Uso de "gato" avança entre ricos e empresas, diz concessionária

As ligações clandestinas de energia elétrica, que sempre foram associadas a pessoas de baixa renda, estão cada vez mais comuns em empresas e casas de grande porte.

Relógio medidor da empresa Energisa, concessionária de energia
elétrica em Mato Grosso (FOTO: ALAIR RIBEIRO)
Fiscalizações realizadas nos dias 17 e 18 de julho, pela concessionária Energisa, detectaram sete estabelecimentos comerciais na Grande Cuiabá com suspeita de fraude no medidor. Três aparelhos foram apreendidos somente neste dia.

“Antigamente, quem praticava ligações clandestinas eram pessoas de baixa renda. Mas nos últimos dois anos, a incidência de irregularidades em comércio, indústria e casas de grande porte cresceu muito”, disse o gerente de Combate a Perdas da Energisa, Sidney Tavares. Ele, no entanto, não soube precisar qual o percentual de "gatos" realizados em imóveis de alta renda e empresas. 

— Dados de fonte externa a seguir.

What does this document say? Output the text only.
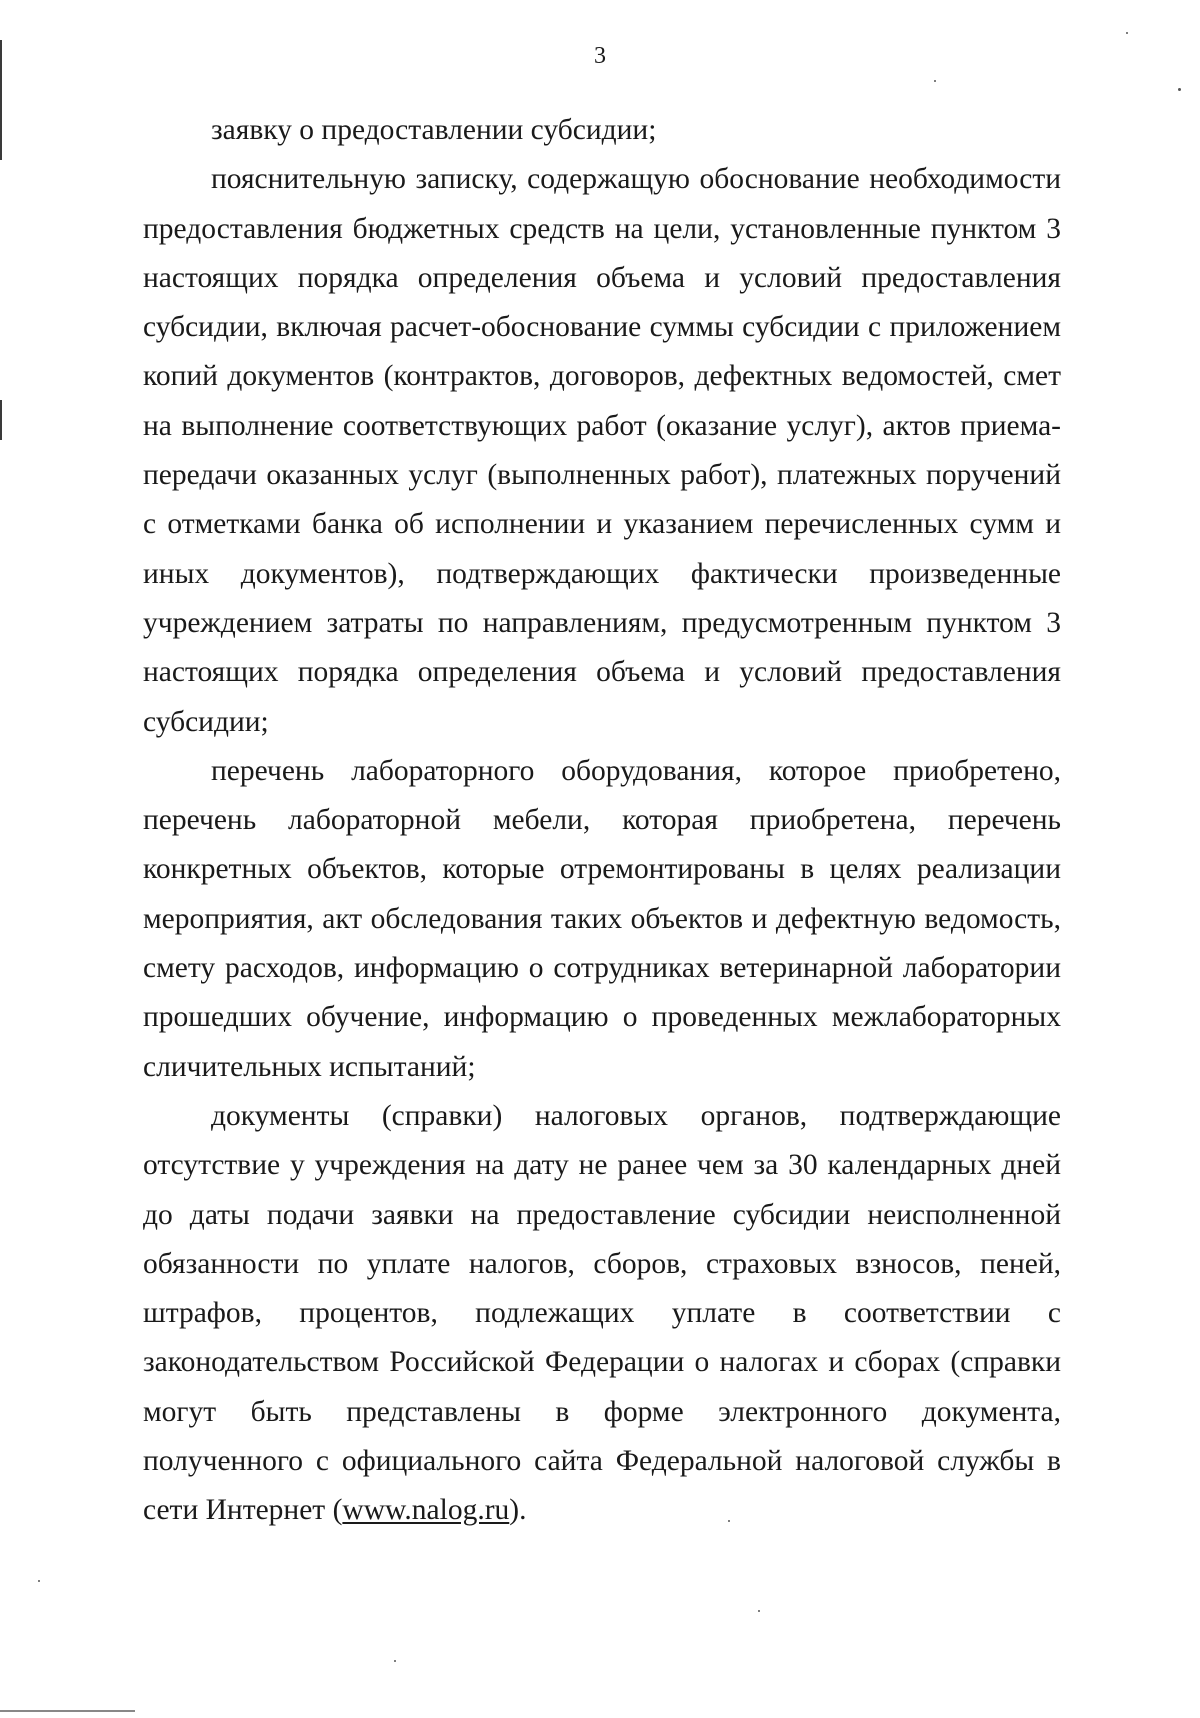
3

заявку о предоставлении субсидии;

пояснительную записку, содержащую обоснование необходимости предоставления бюджетных средств на цели, установленные пунктом 3 настоящих порядка определения объема и условий предоставления субсидии, включая расчет-обоснование суммы субсидии с приложением копий документов (контрактов, договоров, дефектных ведомостей, смет на выполнение соответствующих работ (оказание услуг), актов приема-передачи оказанных услуг (выполненных работ), платежных поручений с отметками банка об исполнении и указанием перечисленных сумм и иных документов), подтверждающих фактически произведенные учреждением затраты по направлениям, предусмотренным пунктом 3 настоящих порядка определения объема и условий предоставления субсидии;

перечень лабораторного оборудования, которое приобретено, перечень лабораторной мебели, которая приобретена, перечень конкретных объектов, которые отремонтированы в целях реализации мероприятия, акт обследования таких объектов и дефектную ведомость, смету расходов, информацию о сотрудниках ветеринарной лаборатории прошедших обучение, информацию о проведенных межлабораторных сличительных испытаний;

документы (справки) налоговых органов, подтверждающие отсутствие у учреждения на дату не ранее чем за 30 календарных дней до даты подачи заявки на предоставление субсидии неисполненной обязанности по уплате налогов, сборов, страховых взносов, пеней, штрафов, процентов, подлежащих уплате в соответствии с законодательством Российской Федерации о налогах и сборах (справки могут быть представлены в форме электронного документа, полученного с официального сайта Федеральной налоговой службы в сети Интернет (www.nalog.ru).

Dados divulgados pela concessionária Energisa, no entanto, mostram que das 160 mil unidades consumidoras fiscalizadas pela empresa desde o início do ano, em 13,4 mil foram constatadas alguma irregularidade.

Considerando esse mesmo período, a perda proveniente de furto de energia da Regional Metropolitana corresponde a 40% de toda a demanda do Estado. Seria o suficiente para atender a cidade de Várzea Grande durante cinco meses

O gerente conta que as ligações clandestinas ocorrem de duas formas: irregularidades no medidor, quando o proprietário da casa troca o medidor de energia, ou ligação de energia direta na rede. 

“Ambos os modos podem gerar prejuízos à segurança tanto de quem faz quanto a de vizinhos. Têm um risco grande de formação de faíscas e incêndios. E ainda tem o dano à estabilidade da rede, que deixa a região mais suscetível a acidentes e compromete o desempenho”, diz o gerente.

As fiscalizações foram realizadas em parceria com a Polícia Civil, Militar e a Perícia Oficial e Identificação Técnica (Politec), em um termo de cooperação técnica, onde as instituições trabalharão juntas no combate às ligações clandestinas.

A Politec é responsável pela análise dos aparelhos recolhidos após as denuncias de ligações clandestina. Comprovada a alteração, o usuário é notificado e responde criminalmente pelo ato.

“As ligações clandestinas são uma ‘falsa economia’. O consumidor que for pego cometendo esse tipo de crime responde criminalmente e depois tem que ressarcir todo prejuízo causado à Energisa”, disse Sidney.